Robert C. Thomas
Western Montana College-UM
Many of us in the business of science, mathematics, and engineering (S.M.E.) education recognize that recruiting and retaining undergraduate students into S.M.E. programs has become increasingly difficult. Like many of my colleagues, I have placed part of the blame on a pre-college educational system that leaves students unprepared and passionless for these subjects. However, poor preparation cannot completely account for initially well-motivated students of above-average ability leaving the sciences early in their college careers. National data show that students who started in S.M.E. programs switched to non-science majors within two years of taking their first college science or mathematics course to the tune of 40 percent in engineering, 50 percent in biological and physical sciences, and 60 percent in mathematics! The reasons for this disturbing trend is the focus of this compelling and comprehensive book.
In order to understand why students of above-average ability are leaving S.M.E. programs, the authors conducted a three-year (1990-1993), seven-campus study of college juniors and seniors with mathematics S.A.T. (or equivalent) scores of 650 or higher. The data set included both students who had switched from S.M.E. programs to non-science programs (54.6%), and students in their senior year who stayed with their S.M.E. programs (45.4%). The authors over-sampled women and students of color in order to better understand how their experiences differ from their white-male peers.

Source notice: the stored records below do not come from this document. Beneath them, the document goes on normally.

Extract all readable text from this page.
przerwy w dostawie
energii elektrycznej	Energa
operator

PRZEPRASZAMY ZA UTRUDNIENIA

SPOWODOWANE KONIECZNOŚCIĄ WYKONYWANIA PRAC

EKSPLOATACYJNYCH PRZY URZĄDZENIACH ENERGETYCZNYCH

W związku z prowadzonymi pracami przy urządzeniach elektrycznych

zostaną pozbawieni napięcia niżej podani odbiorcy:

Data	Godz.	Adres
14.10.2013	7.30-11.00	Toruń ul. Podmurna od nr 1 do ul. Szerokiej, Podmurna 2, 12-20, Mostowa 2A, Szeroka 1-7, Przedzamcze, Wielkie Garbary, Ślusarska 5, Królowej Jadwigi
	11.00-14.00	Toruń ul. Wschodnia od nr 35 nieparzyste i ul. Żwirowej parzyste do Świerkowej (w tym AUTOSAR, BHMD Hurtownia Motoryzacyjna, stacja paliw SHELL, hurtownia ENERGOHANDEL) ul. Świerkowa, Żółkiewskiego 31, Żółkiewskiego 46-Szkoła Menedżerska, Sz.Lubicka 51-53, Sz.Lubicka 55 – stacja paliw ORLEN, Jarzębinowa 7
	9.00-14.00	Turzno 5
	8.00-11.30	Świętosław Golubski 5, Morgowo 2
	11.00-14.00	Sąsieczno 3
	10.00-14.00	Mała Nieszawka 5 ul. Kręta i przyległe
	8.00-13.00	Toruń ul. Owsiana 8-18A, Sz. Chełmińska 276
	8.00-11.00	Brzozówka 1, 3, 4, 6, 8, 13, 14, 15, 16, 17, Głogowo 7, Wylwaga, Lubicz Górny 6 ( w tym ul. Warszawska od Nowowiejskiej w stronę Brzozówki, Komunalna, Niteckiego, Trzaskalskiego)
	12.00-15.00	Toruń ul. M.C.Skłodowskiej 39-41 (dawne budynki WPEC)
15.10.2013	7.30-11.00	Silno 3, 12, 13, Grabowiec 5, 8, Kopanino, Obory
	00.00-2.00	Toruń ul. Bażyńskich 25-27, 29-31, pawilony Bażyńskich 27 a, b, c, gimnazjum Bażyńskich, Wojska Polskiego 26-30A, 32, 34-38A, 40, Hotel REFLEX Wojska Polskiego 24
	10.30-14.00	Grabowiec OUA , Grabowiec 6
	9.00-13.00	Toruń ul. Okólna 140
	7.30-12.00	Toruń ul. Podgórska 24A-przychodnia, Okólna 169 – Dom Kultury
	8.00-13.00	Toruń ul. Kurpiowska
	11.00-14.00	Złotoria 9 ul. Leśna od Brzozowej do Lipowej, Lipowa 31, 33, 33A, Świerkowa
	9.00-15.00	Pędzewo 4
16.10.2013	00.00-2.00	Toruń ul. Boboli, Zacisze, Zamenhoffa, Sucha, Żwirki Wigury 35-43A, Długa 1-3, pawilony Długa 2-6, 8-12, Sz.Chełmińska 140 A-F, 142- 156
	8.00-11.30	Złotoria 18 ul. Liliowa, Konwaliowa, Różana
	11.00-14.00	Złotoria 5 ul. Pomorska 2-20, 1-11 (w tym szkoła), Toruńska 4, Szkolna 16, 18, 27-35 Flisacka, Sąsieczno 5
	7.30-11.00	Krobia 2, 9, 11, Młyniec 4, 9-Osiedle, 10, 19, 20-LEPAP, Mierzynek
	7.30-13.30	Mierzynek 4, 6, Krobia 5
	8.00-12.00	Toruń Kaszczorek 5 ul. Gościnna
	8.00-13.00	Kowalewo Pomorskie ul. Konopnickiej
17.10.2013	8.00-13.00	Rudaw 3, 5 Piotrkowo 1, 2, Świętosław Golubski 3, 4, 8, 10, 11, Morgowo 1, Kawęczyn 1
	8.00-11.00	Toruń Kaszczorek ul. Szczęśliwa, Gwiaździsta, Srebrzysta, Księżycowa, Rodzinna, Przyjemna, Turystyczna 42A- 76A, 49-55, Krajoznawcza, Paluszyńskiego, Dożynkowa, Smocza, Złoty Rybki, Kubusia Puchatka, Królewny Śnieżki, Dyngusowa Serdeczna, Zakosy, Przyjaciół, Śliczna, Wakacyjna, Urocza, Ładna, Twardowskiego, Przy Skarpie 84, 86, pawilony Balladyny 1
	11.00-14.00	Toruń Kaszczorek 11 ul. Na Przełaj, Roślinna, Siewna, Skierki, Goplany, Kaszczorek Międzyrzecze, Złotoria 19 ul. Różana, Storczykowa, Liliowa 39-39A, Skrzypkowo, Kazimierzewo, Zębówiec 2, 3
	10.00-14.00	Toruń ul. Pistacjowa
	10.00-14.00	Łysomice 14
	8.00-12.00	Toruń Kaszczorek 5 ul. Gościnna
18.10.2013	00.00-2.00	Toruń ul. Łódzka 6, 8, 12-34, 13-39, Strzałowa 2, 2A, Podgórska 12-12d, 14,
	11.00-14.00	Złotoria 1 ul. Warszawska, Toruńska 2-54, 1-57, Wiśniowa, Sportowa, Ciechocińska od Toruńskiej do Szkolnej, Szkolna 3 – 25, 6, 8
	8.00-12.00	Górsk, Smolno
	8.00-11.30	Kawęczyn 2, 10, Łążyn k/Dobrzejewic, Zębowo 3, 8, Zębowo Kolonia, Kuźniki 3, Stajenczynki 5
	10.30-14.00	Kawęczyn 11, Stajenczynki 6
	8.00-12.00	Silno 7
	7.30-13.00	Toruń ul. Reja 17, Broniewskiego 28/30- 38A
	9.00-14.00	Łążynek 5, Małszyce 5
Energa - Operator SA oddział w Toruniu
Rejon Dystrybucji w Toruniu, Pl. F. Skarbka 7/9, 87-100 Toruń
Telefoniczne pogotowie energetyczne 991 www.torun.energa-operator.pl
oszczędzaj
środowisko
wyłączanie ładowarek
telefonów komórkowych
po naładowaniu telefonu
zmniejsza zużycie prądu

The research design consisted of approximately 600 hours of ethnographic interviews with individuals and focus groups on the reasons for their decisions to enter, continue in, or leave their S.M.E. program. The authors present these data in both tabular and narrative form, with numerous, eloquent quotes from students.
So why are talented and initially well-motivated students choosing to leave the sciences? According to the authors, the most common reasons for leaving the sciences stem from the "structure of the educational experience and the culture of the discipline." They cite poor teaching, and a pedagogical style dictated by "weed-out objectives" as the primary reasons that above-average ability students lose their motivation and morale for S.M.E. programs. Their data show that improving the quality of the learning experience is also the most important factor in retaining women and students of color in S.M.E. programs. They found no evidence to support the common contention that attrition is the result of class size, inadequate lab and/or computer facilities, poorly-trained teaching assistants, or foreign-born faculty and teaching assistants with poor language skills. Interestingly, the data show that inadequate high school preparation cannot be used as a criterion to distinguish the above-average ability students who leave S.M.E. programs from those who complete S.M.E. programs.
The authors offer precious few solutions to the problem, but this is understandable since their findings are predicated upon complex interrelationships between our academic and societal systems. Their most compelling proposal is a fundamental change to the "weed-out" culture common to S.M.E. programs. They argue that faculty should shift the objectives of introductory courses from selection to education. Although they do not offer specific methods to accomplish this change, I suspect that their proposal could be viewed as "dumbing down" the curriculum. They also propose that S.M.E. faculty draw upon the pedagogical and program evaluation knowledge of education faculty to improve S.M.E. courses. Although collaboration with education faculty can be of great value, the current system of promotion and tenure at most colleges and universities does not provide the incentive to pursue these relationships.
This book is of great value to science and math faculty who are interested in understanding the student's perspective on the quality of their education. In our enrollment-driven system of higher education, can any of us afford not to be interested in the reasons why undergraduates leave science and math? I found many of the student's comments to be insightful echoes of comments I regularly hear from my students. However, I was deeply disturbed by the anger and bitterness in their comments; do my students feel this way? The paradox of this book may in fact be the evaluation of S.M.E. programs by students. In this customer-oriented culture of state-assisted higher education, it makes a great deal of sense to ask the customer what she wants from her education. However, in a culture where the customer may want the least amount for her money, we may be led down the path of least resistance!